My huffman algorithm will in worst cast produce compressed data 1 byte larger then the uncompressed data. That 1 byte is the header byte. Currently I use byte value 0 to indicate uncompressed data and byte value 1 to indicate huffman compressed data.
Example of huffman-compressing 20000 random byte values ranged 0-24 (25 symbols, actual byte values are insignificant):
My algorithms have been optimized for speed. Thereby not saying further optimizations are impossible. :-P
The is a bug in LibCompress right now:
if (#uncompressed > ressize) or (uncompressed:sub(1,1) == "/001") then
if (#uncompressed > ressize) or (uncompressed:sub(1,1) == "\001") then
If LibCompress was to have several compression methods, your LZW would require a permanent prefix byte value for compressed data. Right now you use "\001" to indicate that data is compressed but if trying to compress data with a \001 prefixed, you get the compressed data stream, even if it is much larger than the uncompressed data:
Compressing 20001 bytes values 0-24 with an initial byte value \001:
I cannot guarantee that the compressed huffman data does not contain \000 byte values. The huffman algorithm does not operate on byte values as such, but packs words of varying bit-length into bytes for storage. This can result in all sorts of byte values. It is up to a channel-encoder to make sure all byte values can be transmitted over a given communication channel or be stored in savedvariables files.
I would guess encoding all 0 byte values would make the data grow by about 1-2% or so.
Perhaps we should add an option to the compress/decompress functions to guarantee comms safety, changing all occurances of \000 and \001 to \001\255 and \001\001 respectively in the compress code, while converting in the reverse direction in decompress. This way, the user of the library doesn't need to worry about this implementation detail.

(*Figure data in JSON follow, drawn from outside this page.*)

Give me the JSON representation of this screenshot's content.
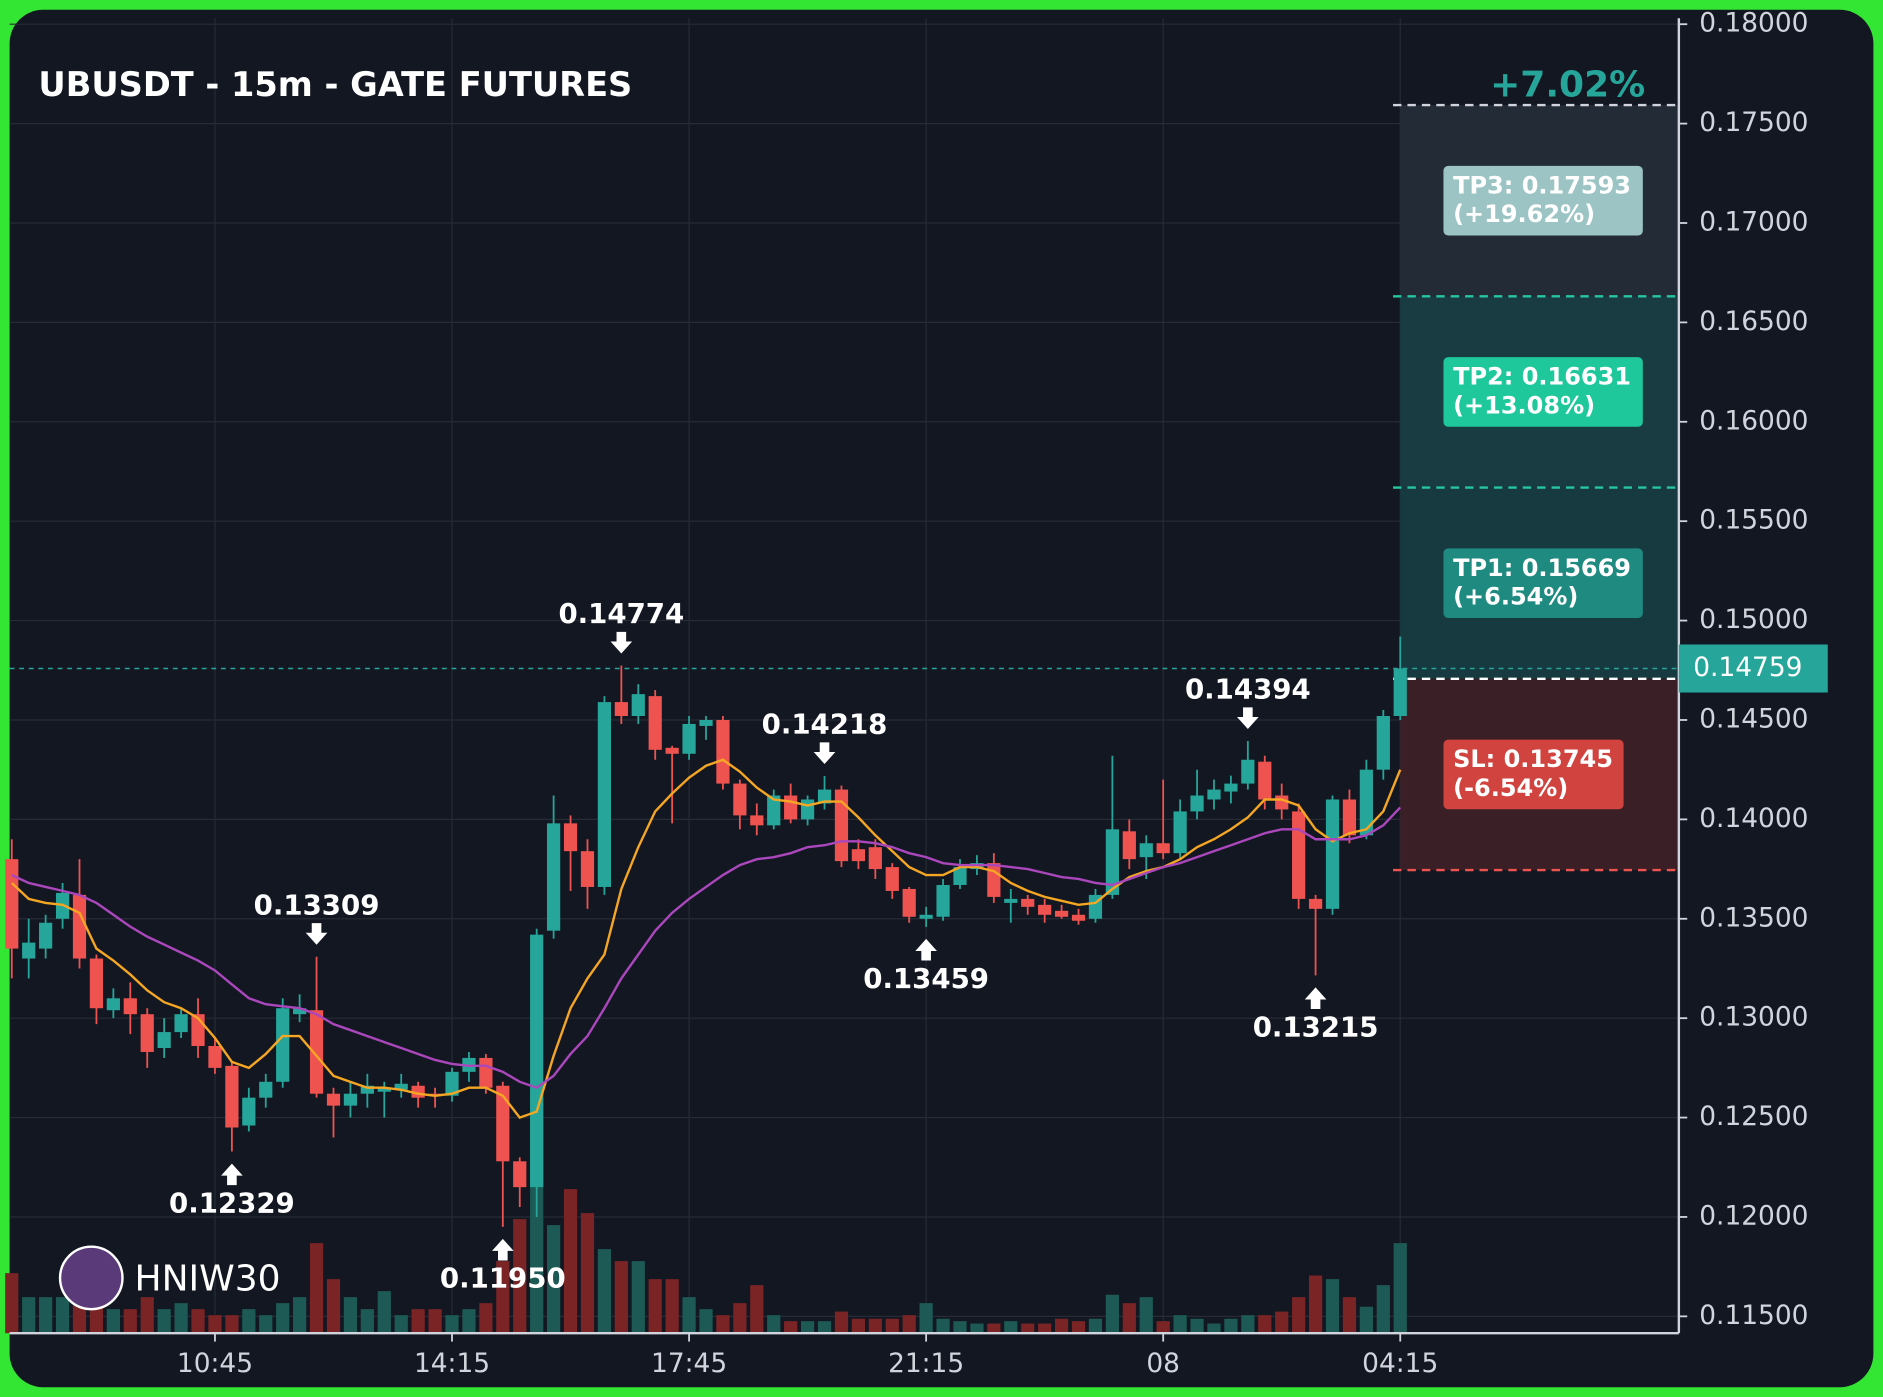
{
  "chart_data": {
    "type": "candlestick",
    "title": "UBUSDT - 15m - GATE FUTURES",
    "watermark": "HNIW30",
    "pnl": "+7.02%",
    "up_color": "#26a69a",
    "down_color": "#ef5350",
    "grid": true,
    "categories": [
      null,
      null,
      null,
      null,
      null,
      null,
      null,
      null,
      null,
      null,
      null,
      null,
      "10:45",
      null,
      null,
      null,
      null,
      null,
      null,
      null,
      null,
      null,
      null,
      null,
      null,
      null,
      "14:15",
      null,
      null,
      null,
      null,
      null,
      null,
      null,
      null,
      null,
      null,
      null,
      null,
      null,
      "17:45",
      null,
      null,
      null,
      null,
      null,
      null,
      null,
      null,
      null,
      null,
      null,
      null,
      null,
      "21:15",
      null,
      null,
      null,
      null,
      null,
      null,
      null,
      null,
      null,
      null,
      null,
      null,
      null,
      "08",
      null,
      null,
      null,
      null,
      null,
      null,
      null,
      null,
      null,
      null,
      null,
      null,
      null,
      "04:15"
    ],
    "open": [
      0.138,
      0.133,
      0.1335,
      0.135,
      0.1362,
      0.133,
      0.1304,
      0.131,
      0.1302,
      0.1285,
      0.1293,
      0.1302,
      0.1286,
      0.1276,
      0.1246,
      0.126,
      0.1268,
      0.1302,
      0.1304,
      0.1262,
      0.1256,
      0.1262,
      0.1263,
      0.1264,
      0.1266,
      0.1262,
      0.1261,
      0.1273,
      0.128,
      0.1266,
      0.1228,
      0.1215,
      0.1344,
      0.1398,
      0.1384,
      0.1366,
      0.1459,
      0.1452,
      0.1462,
      0.1436,
      0.1433,
      0.1447,
      0.145,
      0.1418,
      0.1402,
      0.1397,
      0.1412,
      0.14,
      0.1408,
      0.1415,
      0.1385,
      0.1386,
      0.1376,
      0.1365,
      0.135,
      0.1351,
      0.1367,
      0.1375,
      0.1378,
      0.1358,
      0.136,
      0.1357,
      0.1354,
      0.1352,
      0.135,
      0.1362,
      0.1394,
      0.1381,
      0.1388,
      0.1383,
      0.1404,
      0.141,
      0.1414,
      0.1418,
      0.1429,
      0.1412,
      0.1404,
      0.136,
      0.1355,
      0.141,
      0.1392,
      0.1425,
      0.1452
    ],
    "high": [
      0.139,
      0.135,
      0.1352,
      0.1368,
      0.138,
      0.1332,
      0.1315,
      0.1318,
      0.1305,
      0.13,
      0.1305,
      0.131,
      0.129,
      0.1278,
      0.1265,
      0.1272,
      0.131,
      0.1312,
      0.13309,
      0.1265,
      0.1268,
      0.1272,
      0.1268,
      0.1272,
      0.1268,
      0.1265,
      0.1275,
      0.1283,
      0.1282,
      0.1268,
      0.123,
      0.1345,
      0.1412,
      0.1402,
      0.139,
      0.1462,
      0.14774,
      0.1468,
      0.1465,
      0.1437,
      0.1452,
      0.1452,
      0.1452,
      0.142,
      0.1408,
      0.1415,
      0.1418,
      0.1412,
      0.14218,
      0.1417,
      0.139,
      0.139,
      0.1378,
      0.1366,
      0.1356,
      0.137,
      0.138,
      0.1382,
      0.1383,
      0.1365,
      0.1362,
      0.136,
      0.1357,
      0.1355,
      0.1365,
      0.1432,
      0.14,
      0.1392,
      0.142,
      0.141,
      0.1425,
      0.142,
      0.1422,
      0.14394,
      0.1432,
      0.1418,
      0.1408,
      0.1362,
      0.1412,
      0.1415,
      0.143,
      0.1455,
      0.1492
    ],
    "low": [
      0.132,
      0.132,
      0.133,
      0.1345,
      0.1325,
      0.1297,
      0.13,
      0.1292,
      0.1275,
      0.128,
      0.129,
      0.128,
      0.1272,
      0.12329,
      0.1243,
      0.1255,
      0.1265,
      0.1298,
      0.126,
      0.124,
      0.125,
      0.1255,
      0.125,
      0.126,
      0.1255,
      0.1255,
      0.1258,
      0.1268,
      0.1262,
      0.1195,
      0.1205,
      0.12,
      0.134,
      0.1364,
      0.1355,
      0.1362,
      0.1448,
      0.1448,
      0.143,
      0.1398,
      0.143,
      0.144,
      0.1415,
      0.1395,
      0.1392,
      0.1395,
      0.1398,
      0.1397,
      0.1405,
      0.1376,
      0.1375,
      0.137,
      0.136,
      0.1348,
      0.13459,
      0.1349,
      0.1365,
      0.1372,
      0.1358,
      0.1348,
      0.1352,
      0.1348,
      0.135,
      0.1347,
      0.1348,
      0.136,
      0.1375,
      0.137,
      0.138,
      0.138,
      0.14,
      0.1405,
      0.1408,
      0.1415,
      0.1405,
      0.14,
      0.1355,
      0.13215,
      0.1352,
      0.1388,
      0.139,
      0.142,
      0.145
    ],
    "close": [
      0.1335,
      0.1338,
      0.1348,
      0.1363,
      0.133,
      0.1305,
      0.131,
      0.1302,
      0.1283,
      0.1293,
      0.1302,
      0.1286,
      0.1275,
      0.1245,
      0.126,
      0.1268,
      0.1305,
      0.1305,
      0.1262,
      0.1256,
      0.1262,
      0.1266,
      0.1265,
      0.1267,
      0.126,
      0.1261,
      0.1273,
      0.128,
      0.1265,
      0.1228,
      0.1215,
      0.1342,
      0.1398,
      0.1384,
      0.1366,
      0.1459,
      0.1452,
      0.1463,
      0.1435,
      0.1433,
      0.1448,
      0.145,
      0.1418,
      0.1402,
      0.1397,
      0.1412,
      0.14,
      0.141,
      0.1415,
      0.1379,
      0.1379,
      0.1375,
      0.1364,
      0.1351,
      0.1352,
      0.1367,
      0.1376,
      0.1378,
      0.1361,
      0.136,
      0.1356,
      0.1352,
      0.1351,
      0.1349,
      0.1362,
      0.1395,
      0.138,
      0.1388,
      0.1383,
      0.1404,
      0.1412,
      0.1415,
      0.1418,
      0.143,
      0.141,
      0.1405,
      0.136,
      0.1355,
      0.141,
      0.1392,
      0.1425,
      0.1452,
      0.14759
    ],
    "volume": [
      50,
      30,
      30,
      30,
      40,
      25,
      20,
      20,
      30,
      20,
      25,
      20,
      15,
      15,
      20,
      15,
      25,
      30,
      75,
      45,
      30,
      20,
      35,
      15,
      20,
      20,
      15,
      20,
      25,
      60,
      95,
      200,
      90,
      120,
      100,
      70,
      60,
      60,
      45,
      45,
      30,
      20,
      15,
      25,
      40,
      15,
      10,
      10,
      10,
      18,
      12,
      12,
      12,
      15,
      25,
      12,
      10,
      8,
      8,
      10,
      8,
      8,
      12,
      10,
      12,
      32,
      25,
      30,
      10,
      15,
      12,
      8,
      12,
      15,
      15,
      18,
      30,
      48,
      45,
      30,
      22,
      40,
      75
    ],
    "series": [
      {
        "color": "#f5a623",
        "values": [
          0.1368,
          0.136,
          0.1358,
          0.1357,
          0.1353,
          0.1335,
          0.1329,
          0.1322,
          0.1314,
          0.1308,
          0.1305,
          0.13,
          0.129,
          0.1278,
          0.1275,
          0.1282,
          0.1291,
          0.1291,
          0.1281,
          0.1271,
          0.1268,
          0.1265,
          0.1265,
          0.1264,
          0.1262,
          0.1261,
          0.1262,
          0.1265,
          0.1265,
          0.1261,
          0.125,
          0.1253,
          0.1281,
          0.1305,
          0.132,
          0.1332,
          0.1365,
          0.1386,
          0.1404,
          0.1413,
          0.1421,
          0.1427,
          0.143,
          0.1424,
          0.1416,
          0.141,
          0.1409,
          0.1407,
          0.1409,
          0.1409,
          0.1401,
          0.1392,
          0.1384,
          0.1376,
          0.1372,
          0.1372,
          0.1376,
          0.1376,
          0.1374,
          0.1368,
          0.1364,
          0.1361,
          0.1359,
          0.1357,
          0.1358,
          0.1365,
          0.1371,
          0.1374,
          0.1376,
          0.138,
          0.1386,
          0.139,
          0.1395,
          0.1401,
          0.141,
          0.141,
          0.1407,
          0.1395,
          0.1389,
          0.1393,
          0.1395,
          0.1404,
          0.1425
        ]
      },
      {
        "color": "#ab47bc",
        "values": [
          0.1372,
          0.1368,
          0.1366,
          0.1364,
          0.1362,
          0.1358,
          0.1352,
          0.1346,
          0.1341,
          0.1337,
          0.1333,
          0.1329,
          0.1324,
          0.1317,
          0.131,
          0.1307,
          0.1306,
          0.1305,
          0.1302,
          0.1297,
          0.1294,
          0.1291,
          0.1288,
          0.1285,
          0.1282,
          0.1279,
          0.1277,
          0.1276,
          0.1276,
          0.1273,
          0.1268,
          0.1265,
          0.1271,
          0.1282,
          0.1291,
          0.1305,
          0.132,
          0.1332,
          0.1344,
          0.1353,
          0.136,
          0.1366,
          0.1372,
          0.1377,
          0.138,
          0.1381,
          0.1383,
          0.1386,
          0.1387,
          0.1389,
          0.1389,
          0.1388,
          0.1386,
          0.1383,
          0.1381,
          0.1378,
          0.1377,
          0.1377,
          0.1377,
          0.1376,
          0.1375,
          0.1373,
          0.1371,
          0.137,
          0.1368,
          0.1367,
          0.137,
          0.1373,
          0.1376,
          0.1378,
          0.1381,
          0.1384,
          0.1387,
          0.139,
          0.1393,
          0.1395,
          0.1395,
          0.139,
          0.139,
          0.139,
          0.1392,
          0.1397,
          0.1406
        ]
      }
    ],
    "annotations": [
      {
        "index": 13,
        "value": 0.12329,
        "label": "0.12329",
        "side": "below"
      },
      {
        "index": 18,
        "value": 0.13309,
        "label": "0.13309",
        "side": "above"
      },
      {
        "index": 29,
        "value": 0.1195,
        "label": "0.11950",
        "side": "below"
      },
      {
        "index": 36,
        "value": 0.14774,
        "label": "0.14774",
        "side": "above"
      },
      {
        "index": 48,
        "value": 0.14218,
        "label": "0.14218",
        "side": "above"
      },
      {
        "index": 54,
        "value": 0.13459,
        "label": "0.13459",
        "side": "below"
      },
      {
        "index": 73,
        "value": 0.14394,
        "label": "0.14394",
        "side": "above"
      },
      {
        "index": 77,
        "value": 0.13215,
        "label": "0.13215",
        "side": "below"
      }
    ],
    "last_price": 0.14759,
    "entry": 0.14707,
    "stop": {
      "value": 0.13745,
      "label": "SL: 0.13745",
      "change": "(-6.54%)",
      "color": "#d0433f"
    },
    "targets": [
      {
        "value": 0.15669,
        "label": "TP1: 0.15669",
        "change": "(+6.54%)",
        "color": "#1f8a80"
      },
      {
        "value": 0.16631,
        "label": "TP2: 0.16631",
        "change": "(+13.08%)",
        "color": "#1ec89a"
      },
      {
        "value": 0.17593,
        "label": "TP3: 0.17593",
        "change": "(+19.62%)",
        "color": "#9cc4c4"
      }
    ],
    "ylim": [
      0.115,
      0.18
    ],
    "yticks": [
      {
        "value": 0.115,
        "label": "0.11500"
      },
      {
        "value": 0.12,
        "label": "0.12000"
      },
      {
        "value": 0.125,
        "label": "0.12500"
      },
      {
        "value": 0.13,
        "label": "0.13000"
      },
      {
        "value": 0.135,
        "label": "0.13500"
      },
      {
        "value": 0.14,
        "label": "0.14000"
      },
      {
        "value": 0.145,
        "label": "0.14500"
      },
      {
        "value": 0.15,
        "label": "0.15000"
      },
      {
        "value": 0.155,
        "label": "0.15500"
      },
      {
        "value": 0.16,
        "label": "0.16000"
      },
      {
        "value": 0.165,
        "label": "0.16500"
      },
      {
        "value": 0.17,
        "label": "0.17000"
      },
      {
        "value": 0.175,
        "label": "0.17500"
      },
      {
        "value": 0.18,
        "label": "0.18000"
      }
    ]
  }
}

honestly the only thing something like this would ever be really used is for communication since memory shouldn't be an issue client side so since we are already messing with strings you might as well finish the job and make them ready for transmission or at least give the option the make them transmittable
hmm just tried it and it didn't do anything to my string
This string is the one i get after using the AceSerializer on my table:
SavedVariables has a limit on size, and there's also a limit to how long a string can be.
I've encountered both problems previously, in extreme cases while developing addons. I've just changed the way an addon works so that instead of taking up so much savedvariable space, it does a lot more computations ingame, leading to a lot higher CPU usage.
It wasn't compressed because the LZW compression algorithm couldn't compress it. The result of the algorithm was 166 characters longer. Most likely there wasn't enough long chain repetition in the source text (repetition of short two or three character strings is not enough). The LZW algorithm I presented is much better suited for texts that use the same words often.
Also, the LZW algorithm uses a numeric encoding system which is inherently less space efficient than a true dynamic bit width code (i.e. 9, 10, 11, etc bit codes). My encoding system is not nearly as efficient as it could be. Perhaps in the future, when I don't have as much other work to do, I will convert the encoding system to a more appropriate one.
see attached file it contains a table with 3 strings the orginal serialized string the Hufed string and a deHufed string. the decoded one almost matches the original one but all capital A's where changed to 's
The reason was that I was putting too many bits into a variable (35 bits when there was only room for 32). This was a problem in the decompressor only which has been reworked. But the problem can happen in the compressor as well but now I am checking for it (the only place where it can happen I think). If it does happen, the compressor returns the uncompressed string with a header indicating it is uncompressed (can be fed to the decompressor).